И как «луч света в тёмном царстве» – рассказы Захара Прилепина. Даже квадрат у него – бёлый, в отличие от чёрного провала Малевича (один из рассказов называется «Белый квадрат»). И это несмотря на трагическую развязку – смерть главного героя. «Сашка был необыкновенный. Солнечный чуб, нежной красоты лицо. Всегда готовое вспыхнуть осмысленной, чуткой улыбкой. Он ласково обращался с нами, малышнёй, не поучая, не говоря мерзких пошлостей, никогда не матерясь. Всех помнил – по именам и спрашивал: „Как дела?“ Жал руку по-мужски. Сердце прыгало ему навстречу.»

Истосковалась литература русская начала нового века о таком вот прыгании сердца навстречу.

Такое же сопереживание и наполненность светом изливаются на читателя рассказом Леонида Бородина «Справа – гора Казбек» (журнал «Москва»). Да, о войне, да о детском доме... «Голода не помню, но чего-то всё время хотелось такого. Чтоб не как всегда. Старшие ребята воровали в колхозе Карлуке жмых в плитках – еле раскусишь, но если раскусишь – вкуснятина». «Мы – бедные! Услышал, как кто-то говорил, удивился, задумался. Бедные? Это когда вещей мало и жратва – не растолстеешь?» И это – размышления пятилетнего мальца, у которого «появились щёки, а на костях плеч и рук кожа уже не висела» только после того, как бабушка вволю откормила его шампиньонами, выращенными на завалинке. Размышления мальчишки, у которого «папка с конями» около «самой Маньчжурии», чтобы японцев не пустить воевать. «Мы же всё свободное время убивали немцев. А если учесть, что мы ещё и после войны продолжали их убивать, их, немцев, вообще ни одного на земле остаться не должно было».

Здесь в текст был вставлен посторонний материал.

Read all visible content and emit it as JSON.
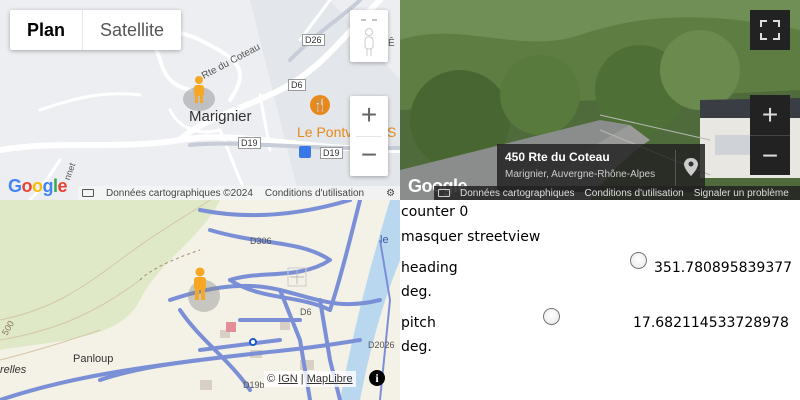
{
  "google_map": {
    "maptype": {
      "plan": "Plan",
      "satellite": "Satellite"
    },
    "zoom": {
      "in": "+",
      "out": "−"
    },
    "labels": {
      "town": "Marignier",
      "route_du_coteau": "Rte du Coteau",
      "poi": "Le Pontv",
      "poi_tail": "S",
      "road_d26": "D26",
      "road_d6": "D6",
      "road_d19a": "D19",
      "road_d19b": "D19",
      "edge_letter": "Ê",
      "nnet": "nnet"
    },
    "footer": {
      "keyboard_icon": "keyboard-icon",
      "data": "Données cartographiques ©2024",
      "terms": "Conditions d'utilisation"
    },
    "logo": "Google"
  },
  "street_view": {
    "card": {
      "title": "450 Rte du Coteau",
      "subtitle": "Marignier, Auvergne-Rhône-Alpes"
    },
    "zoom": {
      "in": "+",
      "out": "−"
    },
    "footer": {
      "data": "Données cartographiques",
      "terms": "Conditions d'utilisation",
      "report": "Signaler un problème"
    },
    "logo": "Google"
  },
  "topo_map": {
    "labels": {
      "d306": "D306",
      "d6": "D6",
      "d2026": "D2026",
      "d19b": "D19b",
      "panloup": "Panloup",
      "relles": "relles",
      "alt": "500",
      "le": "le"
    },
    "attribution": {
      "prefix": "©",
      "ign": "IGN",
      "sep": "|",
      "maplibre": "MapLibre"
    },
    "info": "i"
  },
  "controls": {
    "counter": "counter 0",
    "toggle_streetview": "masquer streetview",
    "heading_label": "heading",
    "heading_value": "351.780895839377",
    "heading_unit": "deg.",
    "pitch_label": "pitch",
    "pitch_value": "17.682114533728978",
    "pitch_unit": "deg."
  },
  "colors": {
    "road_major": "#9ca7c4",
    "topo_road": "#7b8fd6",
    "pegman": "#f6a723",
    "poi_orange": "#e8891a"
  }
}
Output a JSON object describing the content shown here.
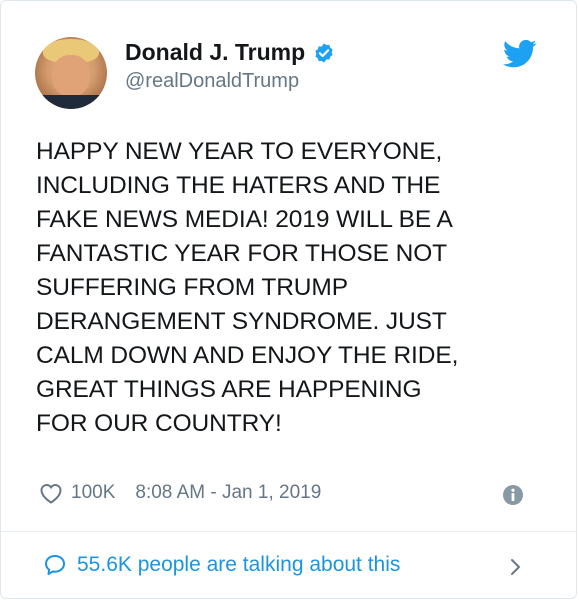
{
  "author": {
    "display_name": "Donald J. Trump",
    "handle": "@realDonaldTrump",
    "verified": true
  },
  "tweet": {
    "text": "HAPPY NEW YEAR TO EVERYONE,\nINCLUDING THE HATERS AND THE\nFAKE NEWS MEDIA! 2019 WILL BE A\nFANTASTIC YEAR FOR THOSE NOT\nSUFFERING FROM TRUMP\nDERANGEMENT SYNDROME. JUST\nCALM DOWN AND ENJOY THE RIDE,\nGREAT THINGS ARE HAPPENING\nFOR OUR COUNTRY!",
    "likes": "100K",
    "timestamp": "8:08 AM - Jan 1, 2019"
  },
  "footer": {
    "talking_label": "55.6K people are talking about this"
  },
  "icons": {
    "brand": "twitter-bird-icon",
    "verified": "verified-badge-icon",
    "like": "heart-icon",
    "info": "info-icon",
    "reply": "speech-bubble-icon",
    "chevron": "chevron-right-icon"
  },
  "colors": {
    "twitter_blue": "#1da1f2",
    "link_blue": "#1b95e0",
    "secondary_text": "#657786",
    "primary_text": "#14171a"
  }
}
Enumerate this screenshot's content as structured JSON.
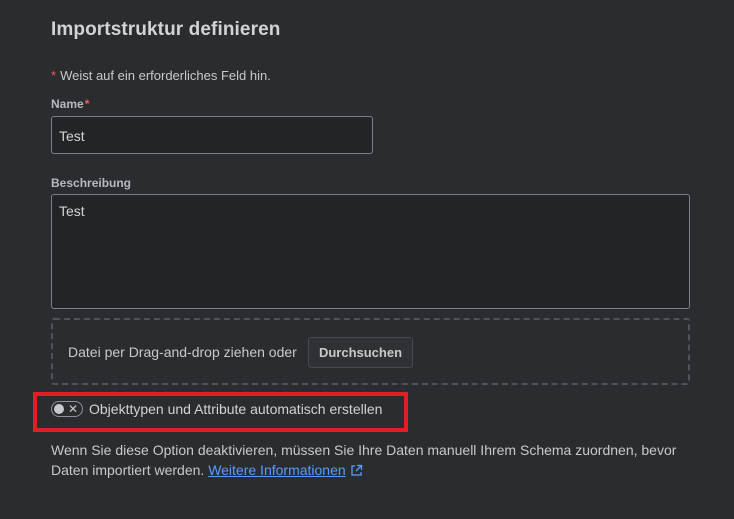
{
  "page": {
    "title": "Importstruktur definieren",
    "required_marker": "*",
    "required_note": "Weist auf ein erforderliches Feld hin."
  },
  "form": {
    "name": {
      "label": "Name",
      "required_marker": "*",
      "value": "Test"
    },
    "description": {
      "label": "Beschreibung",
      "value": "Test"
    },
    "upload": {
      "drop_text": "Datei per Drag-and-drop ziehen oder",
      "browse_label": "Durchsuchen"
    },
    "auto_create": {
      "label": "Objekttypen und Attribute automatisch erstellen",
      "enabled": false,
      "off_symbol": "✕",
      "helper_text": "Wenn Sie diese Option deaktivieren, müssen Sie Ihre Daten manuell Ihrem Schema zuordnen, bevor Daten importiert werden.",
      "link_text": "Weitere Informationen",
      "link_icon": "external-link-icon"
    }
  },
  "colors": {
    "background": "#2b2c2f",
    "required": "#f15b50",
    "link": "#579dff",
    "highlight": "#e01f25"
  }
}
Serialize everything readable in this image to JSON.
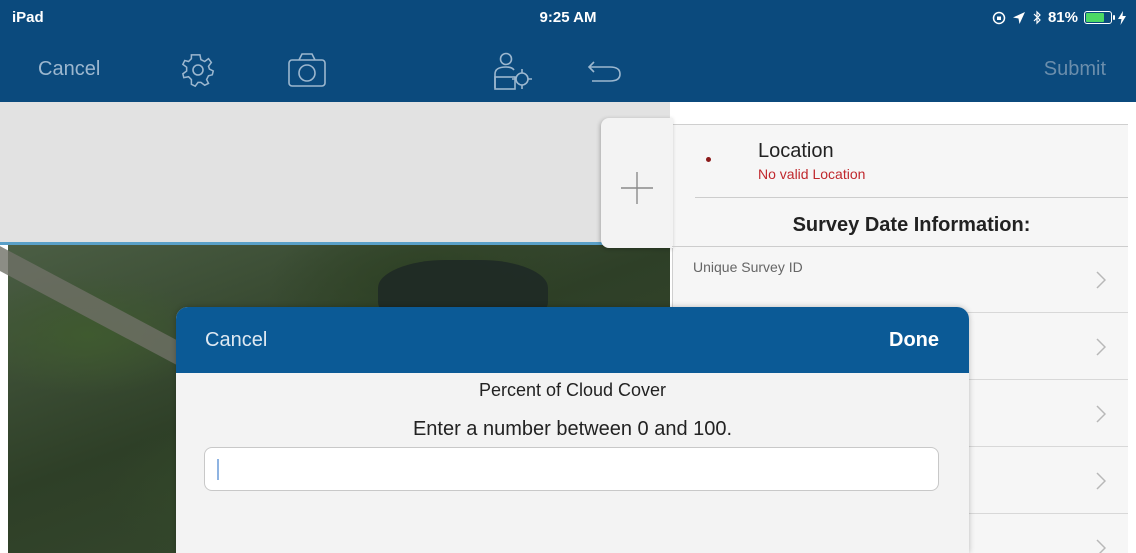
{
  "status_bar": {
    "device": "iPad",
    "time": "9:25 AM",
    "battery": "81%",
    "battery_level": 0.81
  },
  "nav_bar": {
    "cancel_label": "Cancel",
    "submit_label": "Submit",
    "icons": [
      "gear-icon",
      "camera-icon",
      "user-location-icon",
      "undo-icon"
    ]
  },
  "form": {
    "location": {
      "title": "Location",
      "error": "No valid Location"
    },
    "section_title": "Survey Date Information:",
    "fields": [
      {
        "label": "Unique Survey ID"
      },
      {
        "label": ""
      },
      {
        "label": ""
      },
      {
        "label": ""
      },
      {
        "label": ""
      }
    ]
  },
  "modal": {
    "cancel_label": "Cancel",
    "done_label": "Done",
    "title": "Percent of Cloud Cover",
    "hint": "Enter a number between 0 and 100.",
    "value": ""
  },
  "colors": {
    "header_blue": "#0b4a7d",
    "modal_header_blue": "#0b5a96",
    "error_red": "#c0282d"
  }
}
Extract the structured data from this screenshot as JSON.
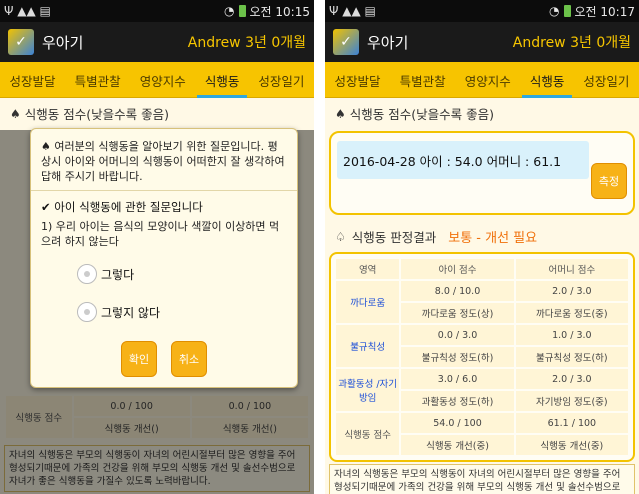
{
  "left": {
    "status": {
      "time": "오전 10:15"
    },
    "app": {
      "title": "우아기",
      "user": "Andrew 3년 0개월"
    },
    "tabs": [
      "성장발달",
      "특별관찰",
      "영양지수",
      "식행동",
      "성장일기"
    ],
    "section_title": "식행동 점수(낮을수록 좋음)",
    "dialog": {
      "intro": "여러분의 식행동을 알아보기 위한 질문입니다. 평상시 아이와 어머니의 식행동이 어떠한지 잘 생각하여 답해 주시기 바랍니다.",
      "question_title": "아이 식행동에 관한 질문입니다",
      "question_text": "1) 우리 아이는 음식의 모양이나 색깔이 이상하면 먹으려 하지 않는다",
      "options": [
        "그렇다",
        "그렇지 않다"
      ],
      "confirm": "확인",
      "cancel": "취소"
    },
    "bg_total": {
      "label": "식행동 점수",
      "child_score": "0.0 / 100",
      "mother_score": "0.0 / 100",
      "child_level": "식행동 개선()",
      "mother_level": "식행동 개선()"
    },
    "footer": "자녀의 식행동은 부모의 식행동이 자녀의 어린시절부터 많은 영향을 주어 형성되기때문에 가족의 건강을 위해 부모의 식행동 개선 및 솔선수범으로 자녀가 좋은 식행동을 가질수 있도록 노력바랍니다."
  },
  "right": {
    "status": {
      "time": "오전 10:17"
    },
    "app": {
      "title": "우아기",
      "user": "Andrew 3년 0개월"
    },
    "tabs": [
      "성장발달",
      "특별관찰",
      "영양지수",
      "식행동",
      "성장일기"
    ],
    "section_title": "식행동 점수(낮을수록 좋음)",
    "score_line": "2016-04-28  아이 : 54.0  어머니 : 61.1",
    "measure": "측정",
    "result_title": "식행동 판정결과",
    "result_status": "보통 - 개선 필요",
    "table": {
      "headers": [
        "영역",
        "아이 점수",
        "어머니 점수"
      ],
      "rows": [
        {
          "area": "까다로움",
          "child_score": "8.0 / 10.0",
          "mother_score": "2.0 / 3.0",
          "child_level": "까다로움 정도(상)",
          "mother_level": "까다로움 정도(중)"
        },
        {
          "area": "불규칙성",
          "child_score": "0.0 / 3.0",
          "mother_score": "1.0 / 3.0",
          "child_level": "불규칙성 정도(하)",
          "mother_level": "불규칙성 정도(하)"
        },
        {
          "area": "과활동성 /자기방임",
          "child_score": "3.0 / 6.0",
          "mother_score": "2.0 / 3.0",
          "child_level": "과활동성 정도(하)",
          "mother_level": "자기방임 정도(중)"
        },
        {
          "area": "식행동 점수",
          "child_score": "54.0 / 100",
          "mother_score": "61.1 / 100",
          "child_level": "식행동 개선(중)",
          "mother_level": "식행동 개선(중)"
        }
      ]
    },
    "footer": "자녀의 식행동은 부모의 식행동이 자녀의 어린시절부터 많은 영향을 주어 형성되기때문에 가족의 건강을 위해 부모의 식행동 개선 및 솔선수범으로 자녀가 좋은 식행동을 가질수 있도록 노력바랍니다."
  }
}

А такой взгляд на Отечественную не хотите ли, господа прозаики – вышепоименованных «Знамени» и «Нового мира»?.. Вообще, кинематографичность прозы Бородина – явление уникальное. Будь иные времена – в очередь бы выстроились кинорежиссёры...

Также многопланова и глубока, как и многое до сих пор написанное им, повесть Петра Краснова «Новомир». Ушла стилистическая усложнённость фразы, оправданная при поиске смысла, смыслов ли. Найдено уже... Все смыслы обозначены... Ерёмину – главному герою повести – ничего не жалко: псину собственную непутёвую, себя ли. Да и «что жалеть, коль жизнь прошла уже... А эту, нынешнюю, он за жизнь не считал. Не стоила того – ни своя, ни общая, куда-то вовсе не туда повернувшая и будто с последних съехавшая катушек, припадочная какая-то... дожитки. ...Угрюмым был мир кругом, равнодушным». И вот этот Ерёмин, спивающийся от бессмыслицы жизни, потерявший, кажется, уже все ориентиры в ней, – даже друга «с лёгкой душой» обворовавший, почему-то именно он, а не кто иной, спасает жизнь человеческую. И даже не одну, а две, «и кого – безумного да дурного». Но Пётр Краснов не был бы Петром Красновым, если бы в этом и исчерпывался весь смысл повести. Проблемы, поставленные автором и, смею сказать, решённые как никем другим в русской современной прозе, настолько глубоки и неожиданны, что, как по законам детективного жанра, мы предоставляем возможность самим читателям прикоснуться к ним.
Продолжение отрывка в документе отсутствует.